One who shares this view is Frank Holmes, CEO of investment advisory and funds management firm US Global Investors. He notes that rapid urbanisation (for the first time, there are more than half of the world's population living in cities rather than the countryside) and industrialisation, better infrastructure and growing consumption are significant trends.
They are also key drivers in the rising demand for oil, steel, copper, cement and other resources. Imagine what the following trends will do for resources demand for the foreseeable future.
Urban populations in emerging nations are growing by 3 million people per week. India has a US$500b plan to expand and upgrade its highways, airports and other transportation assets by 2012. More than 13m cars and light trucks were sold in China in 2009 and this is growing by 10% a year.
Much of China's GDP growth of 8% last year (and a government committed to keeping this rate up) was driven by commodity-heavy infrastructure investment. China has a rapidly growing middle class. As many as 25% of Chinese fall into this category now, with a doubling possible within the next decade.
Such a trend is also occurring, although less rapidly, in India, Brazil and elsewhere. "This trend has huge implications for commodities. Wealthier people want a better lifestyle. That means more and better housing - in addition to the structure itself (cement, steel), that means more wiring for electricity (copper), more plumbing (copper, zinc) and more basic appliances (steel, copper and other metals)," he says.
They also want better transport, as shown in China. Over the past decade, China has gone from being the world's 20th largest oil consumer to second behind the US as a result of its accelerating shift from the bicycle to the car.
Getting around also means more roads, more bridges, more airports all of which add to commodities demand.
While demand is growing, the supply of many key commodities is not keeping pace.
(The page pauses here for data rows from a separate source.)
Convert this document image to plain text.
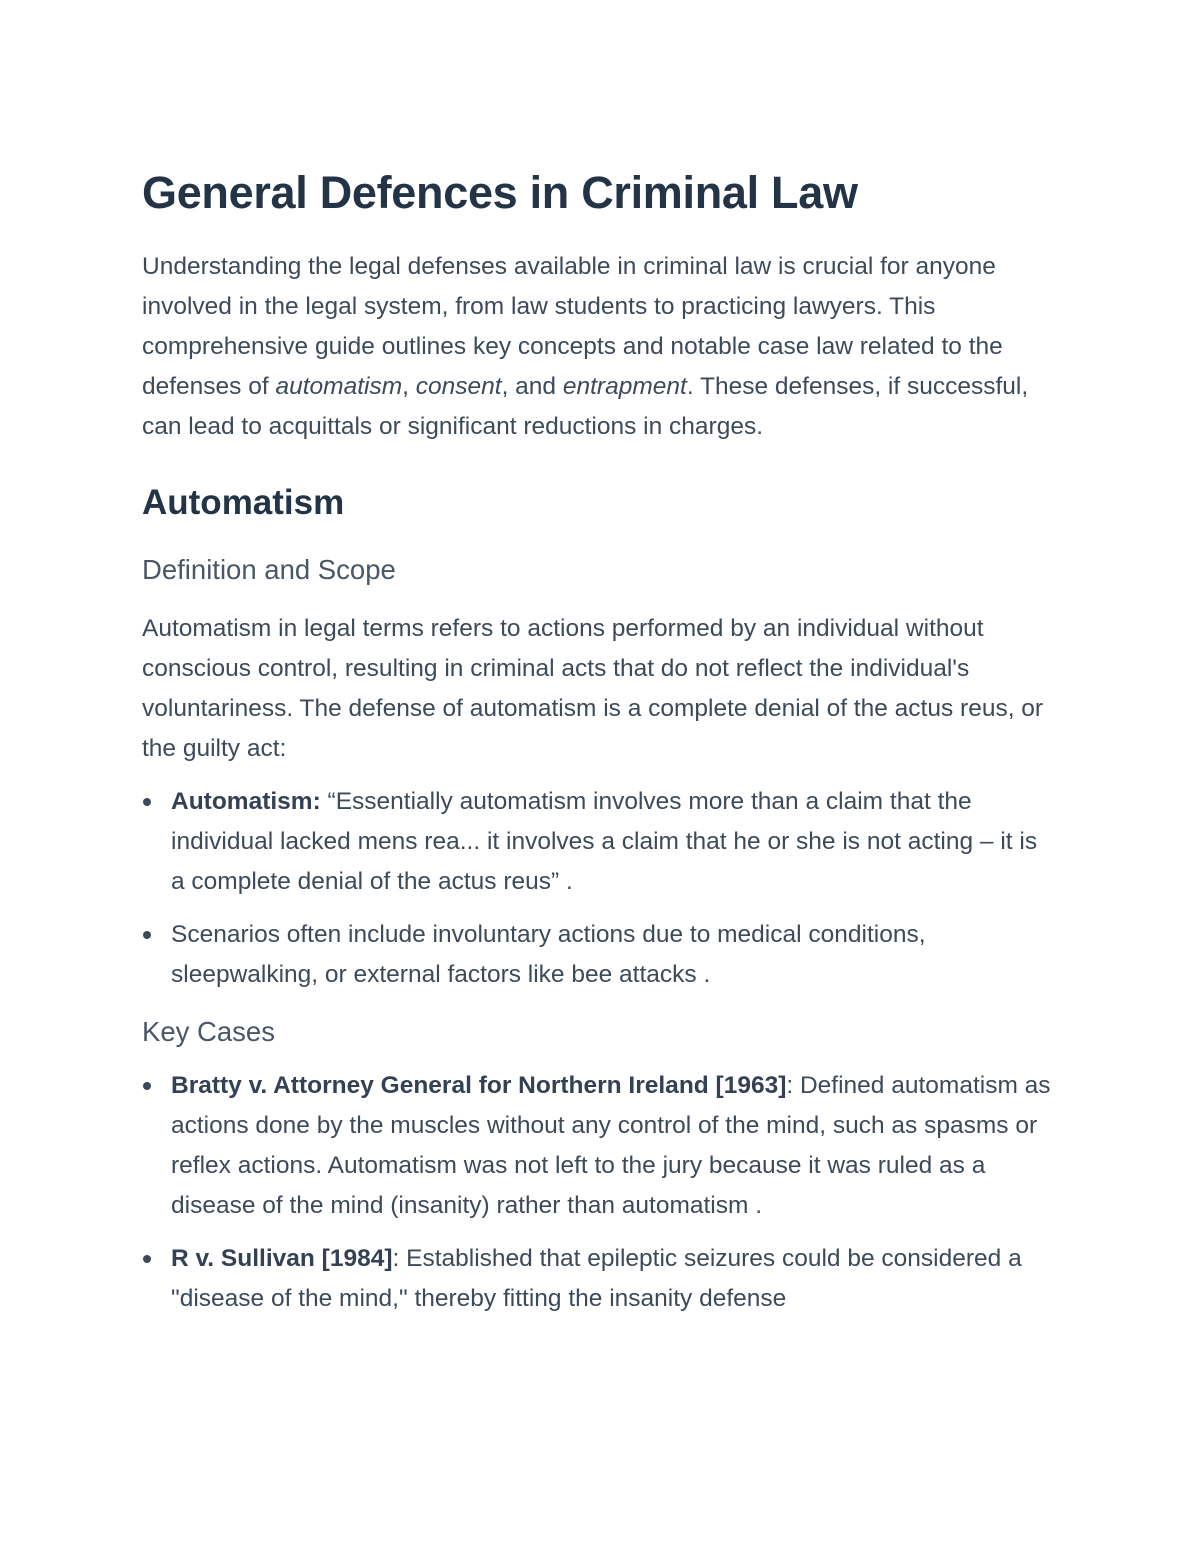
General Defences in Criminal Law

Understanding the legal defenses available in criminal law is crucial for anyone involved in the legal system, from law students to practicing lawyers. This comprehensive guide outlines key concepts and notable case law related to the defenses of automatism, consent, and entrapment. These defenses, if successful, can lead to acquittals or significant reductions in charges.

Automatism
Definition and Scope

Automatism in legal terms refers to actions performed by an individual without conscious control, resulting in criminal acts that do not reflect the individual's voluntariness. The defense of automatism is a complete denial of the actus reus, or the guilty act:

Automatism: “Essentially automatism involves more than a claim that the individual lacked mens rea... it involves a claim that he or she is not acting – it is a complete denial of the actus reus” .
Scenarios often include involuntary actions due to medical conditions, sleepwalking, or external factors like bee attacks .
Key Cases
Bratty v. Attorney General for Northern Ireland [1963]: Defined automatism as actions done by the muscles without any control of the mind, such as spasms or reflex actions. Automatism was not left to the jury because it was ruled as a disease of the mind (insanity) rather than automatism .
R v. Sullivan [1984]: Established that epileptic seizures could be considered a "disease of the mind," thereby fitting the insanity defense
Holmes notes it is increasingly difficult and costly to find and develop large new oil fields, and mining projects are often slowed down by environmental opposition and tighter regulatory requirements.
Many promising new commodity sources are in countries with inadequate infrastructure and/or significant political risks. "Commodity supercycles typically last 20 to 25 years - the current supercycle began in 2000, so we are just at the halfway mark. A stress in the markets is that insufficient capital has been invested in resources in recent decades, while at the same time the world's population has doubled and there has been spectacular growth in the middle class. Any supply disruptions quickly lead to price spikes," he suggests.
If prices for commodities rise, one way investors can protect themselves against the impact of that price increase is to invest in those commodities.